The Flink docs on S3 only present a few configuration examples, for example, how to configure access credentials. How can I set arbitrary configuration parameters like presto.s3.max-retry-time or fs.s3a.attempts.maximum in Flink?
Answer
Note: This section applies to Flink 1.5 or later.
You can configure both S3 file system implementations via flink-conf.yaml. For configuration parameters to be forwarded to their native implementation, they need to match specific prefixes:
- Hadoop S3A:
s3.|s3a.|fs.s3a. - Presto S3:
s3.|presto.s3.
Examples
Please see the following examples for how the mapping is done.
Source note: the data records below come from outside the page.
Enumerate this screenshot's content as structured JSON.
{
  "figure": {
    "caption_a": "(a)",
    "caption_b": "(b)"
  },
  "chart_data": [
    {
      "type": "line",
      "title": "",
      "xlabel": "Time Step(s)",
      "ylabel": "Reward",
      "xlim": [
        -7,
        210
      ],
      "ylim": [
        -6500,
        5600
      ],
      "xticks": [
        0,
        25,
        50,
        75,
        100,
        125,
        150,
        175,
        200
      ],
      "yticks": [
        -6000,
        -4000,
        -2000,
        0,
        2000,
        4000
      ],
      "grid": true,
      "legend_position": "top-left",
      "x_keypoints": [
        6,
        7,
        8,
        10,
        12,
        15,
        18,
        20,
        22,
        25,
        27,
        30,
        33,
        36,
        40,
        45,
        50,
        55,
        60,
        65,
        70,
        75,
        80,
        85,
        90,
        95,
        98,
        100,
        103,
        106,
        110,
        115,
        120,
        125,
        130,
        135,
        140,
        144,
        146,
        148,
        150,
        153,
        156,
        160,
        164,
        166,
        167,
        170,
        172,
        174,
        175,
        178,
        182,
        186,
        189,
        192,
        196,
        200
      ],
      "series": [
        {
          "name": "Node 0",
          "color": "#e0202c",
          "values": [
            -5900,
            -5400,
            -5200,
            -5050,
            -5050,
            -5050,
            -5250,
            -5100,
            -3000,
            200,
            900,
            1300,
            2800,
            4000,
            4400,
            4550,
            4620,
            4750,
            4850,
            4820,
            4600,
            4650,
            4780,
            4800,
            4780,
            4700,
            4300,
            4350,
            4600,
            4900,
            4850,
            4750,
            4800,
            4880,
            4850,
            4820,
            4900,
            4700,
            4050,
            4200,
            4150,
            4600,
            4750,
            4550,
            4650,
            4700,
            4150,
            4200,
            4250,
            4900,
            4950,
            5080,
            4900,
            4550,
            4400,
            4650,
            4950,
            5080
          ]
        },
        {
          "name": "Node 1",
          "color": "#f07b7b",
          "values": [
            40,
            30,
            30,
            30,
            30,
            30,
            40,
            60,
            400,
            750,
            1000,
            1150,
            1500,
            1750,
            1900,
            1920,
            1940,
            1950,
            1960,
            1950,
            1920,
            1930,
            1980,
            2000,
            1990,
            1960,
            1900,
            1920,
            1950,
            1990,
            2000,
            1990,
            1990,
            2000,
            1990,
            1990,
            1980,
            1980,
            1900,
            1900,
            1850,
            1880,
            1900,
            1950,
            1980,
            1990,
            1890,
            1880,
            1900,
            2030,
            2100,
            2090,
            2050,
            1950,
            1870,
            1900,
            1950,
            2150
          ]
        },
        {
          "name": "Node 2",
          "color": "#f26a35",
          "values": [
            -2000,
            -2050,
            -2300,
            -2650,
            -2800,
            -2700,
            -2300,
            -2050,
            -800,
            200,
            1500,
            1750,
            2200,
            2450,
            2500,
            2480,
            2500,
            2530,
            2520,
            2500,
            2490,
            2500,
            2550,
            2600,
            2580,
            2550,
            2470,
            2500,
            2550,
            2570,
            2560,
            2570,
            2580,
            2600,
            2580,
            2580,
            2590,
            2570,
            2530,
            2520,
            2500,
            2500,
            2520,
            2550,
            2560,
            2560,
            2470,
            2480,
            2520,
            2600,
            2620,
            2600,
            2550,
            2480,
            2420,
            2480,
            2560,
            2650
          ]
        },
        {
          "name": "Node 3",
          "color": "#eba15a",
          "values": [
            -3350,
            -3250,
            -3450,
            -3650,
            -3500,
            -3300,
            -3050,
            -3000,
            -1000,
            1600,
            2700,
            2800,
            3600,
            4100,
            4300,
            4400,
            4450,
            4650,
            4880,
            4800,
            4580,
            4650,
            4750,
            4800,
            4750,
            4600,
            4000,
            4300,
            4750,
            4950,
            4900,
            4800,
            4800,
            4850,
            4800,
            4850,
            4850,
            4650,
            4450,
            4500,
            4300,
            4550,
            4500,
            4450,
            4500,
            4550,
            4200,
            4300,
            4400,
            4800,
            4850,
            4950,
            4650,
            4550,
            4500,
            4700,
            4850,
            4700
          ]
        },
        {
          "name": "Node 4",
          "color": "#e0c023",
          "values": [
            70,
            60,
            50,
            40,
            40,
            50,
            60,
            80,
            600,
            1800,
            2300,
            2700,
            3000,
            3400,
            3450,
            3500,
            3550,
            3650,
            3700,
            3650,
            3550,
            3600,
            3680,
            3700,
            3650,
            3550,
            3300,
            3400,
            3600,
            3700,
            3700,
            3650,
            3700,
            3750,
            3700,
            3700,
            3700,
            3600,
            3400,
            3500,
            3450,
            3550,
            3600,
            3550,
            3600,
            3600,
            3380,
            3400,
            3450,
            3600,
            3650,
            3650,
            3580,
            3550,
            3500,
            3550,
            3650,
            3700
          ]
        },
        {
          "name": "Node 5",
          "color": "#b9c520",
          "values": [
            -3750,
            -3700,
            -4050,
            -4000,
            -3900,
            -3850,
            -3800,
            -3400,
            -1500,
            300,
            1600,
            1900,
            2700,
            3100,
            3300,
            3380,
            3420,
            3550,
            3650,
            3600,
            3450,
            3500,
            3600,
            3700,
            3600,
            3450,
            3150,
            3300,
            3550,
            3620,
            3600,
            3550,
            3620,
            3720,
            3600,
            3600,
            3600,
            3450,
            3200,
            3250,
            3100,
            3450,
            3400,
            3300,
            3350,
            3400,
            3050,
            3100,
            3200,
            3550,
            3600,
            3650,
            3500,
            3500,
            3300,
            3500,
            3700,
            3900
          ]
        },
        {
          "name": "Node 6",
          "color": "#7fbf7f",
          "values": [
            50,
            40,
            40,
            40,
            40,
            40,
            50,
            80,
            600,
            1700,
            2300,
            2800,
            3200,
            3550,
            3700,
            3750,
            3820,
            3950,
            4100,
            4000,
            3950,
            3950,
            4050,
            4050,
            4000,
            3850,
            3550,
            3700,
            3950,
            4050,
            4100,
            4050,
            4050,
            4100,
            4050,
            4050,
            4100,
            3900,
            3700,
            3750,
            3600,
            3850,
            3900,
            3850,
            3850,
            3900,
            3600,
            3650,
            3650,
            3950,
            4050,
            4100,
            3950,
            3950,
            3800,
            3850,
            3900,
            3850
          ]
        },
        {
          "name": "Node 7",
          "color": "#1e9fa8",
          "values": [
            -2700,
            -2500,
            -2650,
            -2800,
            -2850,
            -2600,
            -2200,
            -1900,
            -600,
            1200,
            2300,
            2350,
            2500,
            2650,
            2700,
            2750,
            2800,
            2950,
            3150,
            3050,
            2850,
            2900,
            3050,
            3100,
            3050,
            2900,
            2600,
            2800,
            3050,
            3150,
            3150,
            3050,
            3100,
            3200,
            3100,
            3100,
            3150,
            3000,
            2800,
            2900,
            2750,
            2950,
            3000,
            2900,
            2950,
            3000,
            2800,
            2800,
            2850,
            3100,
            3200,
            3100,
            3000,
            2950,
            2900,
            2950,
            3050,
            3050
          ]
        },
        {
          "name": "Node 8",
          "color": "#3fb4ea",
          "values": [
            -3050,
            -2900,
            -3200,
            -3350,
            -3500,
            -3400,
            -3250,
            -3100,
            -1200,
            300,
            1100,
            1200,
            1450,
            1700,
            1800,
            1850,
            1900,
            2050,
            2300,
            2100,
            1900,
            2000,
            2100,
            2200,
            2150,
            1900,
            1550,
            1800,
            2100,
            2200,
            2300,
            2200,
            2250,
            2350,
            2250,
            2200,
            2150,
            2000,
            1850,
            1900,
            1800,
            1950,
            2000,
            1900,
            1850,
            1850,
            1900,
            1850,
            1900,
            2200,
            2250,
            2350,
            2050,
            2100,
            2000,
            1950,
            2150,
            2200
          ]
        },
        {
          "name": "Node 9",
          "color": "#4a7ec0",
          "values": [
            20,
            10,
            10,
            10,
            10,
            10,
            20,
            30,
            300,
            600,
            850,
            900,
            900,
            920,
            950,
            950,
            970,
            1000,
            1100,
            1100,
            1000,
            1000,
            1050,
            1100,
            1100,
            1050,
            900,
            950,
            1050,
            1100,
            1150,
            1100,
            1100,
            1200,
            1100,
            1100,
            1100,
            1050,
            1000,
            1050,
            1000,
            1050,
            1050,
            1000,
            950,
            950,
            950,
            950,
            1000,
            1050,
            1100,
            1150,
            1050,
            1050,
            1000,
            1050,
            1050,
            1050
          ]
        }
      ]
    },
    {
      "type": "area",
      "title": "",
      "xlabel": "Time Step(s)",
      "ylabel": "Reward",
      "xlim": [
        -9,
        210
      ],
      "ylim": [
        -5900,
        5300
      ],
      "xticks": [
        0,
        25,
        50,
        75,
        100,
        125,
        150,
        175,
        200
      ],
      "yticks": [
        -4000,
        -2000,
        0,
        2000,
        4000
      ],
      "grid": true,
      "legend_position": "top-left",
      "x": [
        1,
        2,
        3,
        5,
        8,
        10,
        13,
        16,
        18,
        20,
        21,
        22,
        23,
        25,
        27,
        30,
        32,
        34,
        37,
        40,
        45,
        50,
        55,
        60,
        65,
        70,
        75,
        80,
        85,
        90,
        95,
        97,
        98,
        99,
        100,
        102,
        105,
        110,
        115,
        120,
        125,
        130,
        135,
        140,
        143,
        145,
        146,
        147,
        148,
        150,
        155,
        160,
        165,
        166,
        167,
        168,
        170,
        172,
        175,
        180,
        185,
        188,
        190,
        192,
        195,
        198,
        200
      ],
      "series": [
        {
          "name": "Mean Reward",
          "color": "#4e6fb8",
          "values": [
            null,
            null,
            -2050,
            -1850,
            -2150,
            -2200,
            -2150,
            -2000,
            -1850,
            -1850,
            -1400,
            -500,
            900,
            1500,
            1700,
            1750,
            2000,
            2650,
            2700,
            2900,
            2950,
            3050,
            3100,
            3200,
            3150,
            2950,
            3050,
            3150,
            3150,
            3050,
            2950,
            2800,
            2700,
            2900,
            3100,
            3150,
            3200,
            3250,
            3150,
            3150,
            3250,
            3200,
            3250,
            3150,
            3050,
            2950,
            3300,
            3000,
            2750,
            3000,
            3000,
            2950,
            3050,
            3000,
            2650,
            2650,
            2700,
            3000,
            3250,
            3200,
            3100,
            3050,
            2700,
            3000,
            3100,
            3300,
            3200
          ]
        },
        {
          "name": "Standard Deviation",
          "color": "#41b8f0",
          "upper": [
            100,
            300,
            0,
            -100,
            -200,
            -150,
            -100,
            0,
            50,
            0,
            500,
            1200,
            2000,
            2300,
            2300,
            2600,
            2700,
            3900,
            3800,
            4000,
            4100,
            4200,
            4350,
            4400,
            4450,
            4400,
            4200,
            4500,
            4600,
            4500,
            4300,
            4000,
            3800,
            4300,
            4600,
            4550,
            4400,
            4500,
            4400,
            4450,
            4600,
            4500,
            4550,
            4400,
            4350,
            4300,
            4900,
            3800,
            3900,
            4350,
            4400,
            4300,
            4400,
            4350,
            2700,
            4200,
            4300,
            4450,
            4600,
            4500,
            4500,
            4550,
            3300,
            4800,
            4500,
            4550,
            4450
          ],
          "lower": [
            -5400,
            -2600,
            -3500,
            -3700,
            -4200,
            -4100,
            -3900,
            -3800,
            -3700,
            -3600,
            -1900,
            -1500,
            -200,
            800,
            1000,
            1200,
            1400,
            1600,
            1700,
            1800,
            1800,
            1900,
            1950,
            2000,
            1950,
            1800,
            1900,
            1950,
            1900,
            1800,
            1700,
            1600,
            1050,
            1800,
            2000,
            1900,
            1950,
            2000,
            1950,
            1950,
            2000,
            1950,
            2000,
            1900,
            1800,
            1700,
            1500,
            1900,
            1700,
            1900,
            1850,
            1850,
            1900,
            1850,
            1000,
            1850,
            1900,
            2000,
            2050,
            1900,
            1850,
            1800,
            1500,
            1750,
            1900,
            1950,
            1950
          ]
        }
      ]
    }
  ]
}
Please note a special replacement that allows s3.access-key/s3.access.key and s3.secret-key/ s3.secret.key to be used in both implementations despite their different native configuration names.
Flink-s3-fs-hadoop
flink-s3-fs-hadoop native | flink-conf.yaml variants
==============================================================
fs.s3a.access.key <-> s3.access.key
s3a.access.key
fs.s3a.access.key
s3.access-key
fs.s3a.secret.key <-> s3.secret.key
s3a.secret.key
fs.s3a.secret.key
s3.secret-key
fs.s3a.endpoint <-> s3.endpoint
s3a.endpoint
fs.s3a.endpoint
fs.s3a.proxy.host <-> s3.proxy.host
s3a.proxy.host
fs.s3a.proxy.host
fs.s3a.proxy.port <-> s3.proxy.port
s3a.proxy.port
fs.s3a.proxy.port
For more configuration options, please refer to Hadoop's AWS module documentation (the actual supported values may depend on the flink-s3-fs-hadoop version you use).
Flink-s3-fs-presto
flink-s3-fs-presto native | flink-conf.yaml variants
==============================================================
presto.s3.access-key <-> s3.access-key
presto.s3.access-key
s3.access.key
presto.s3.secret-key <-> s3.secret-key
presto.s3.secret-key
s3.secret.key
presto.s3.endpoint <-> s3.endpoint
presto.s3.endpoint
presto.s3.max-error-retries <-> s3.max-error-retries
presto.s3.max-error-retries
presto.s3.max-retry-time <-> s3.max-retry-time
presto.s3.max-retry-time
For more configuration options, please refer to Presto's S3 configuration docs replacing hive.s3 with presto.s3 (the actual supported values may depend on the flink-s3-fs-presto version you use).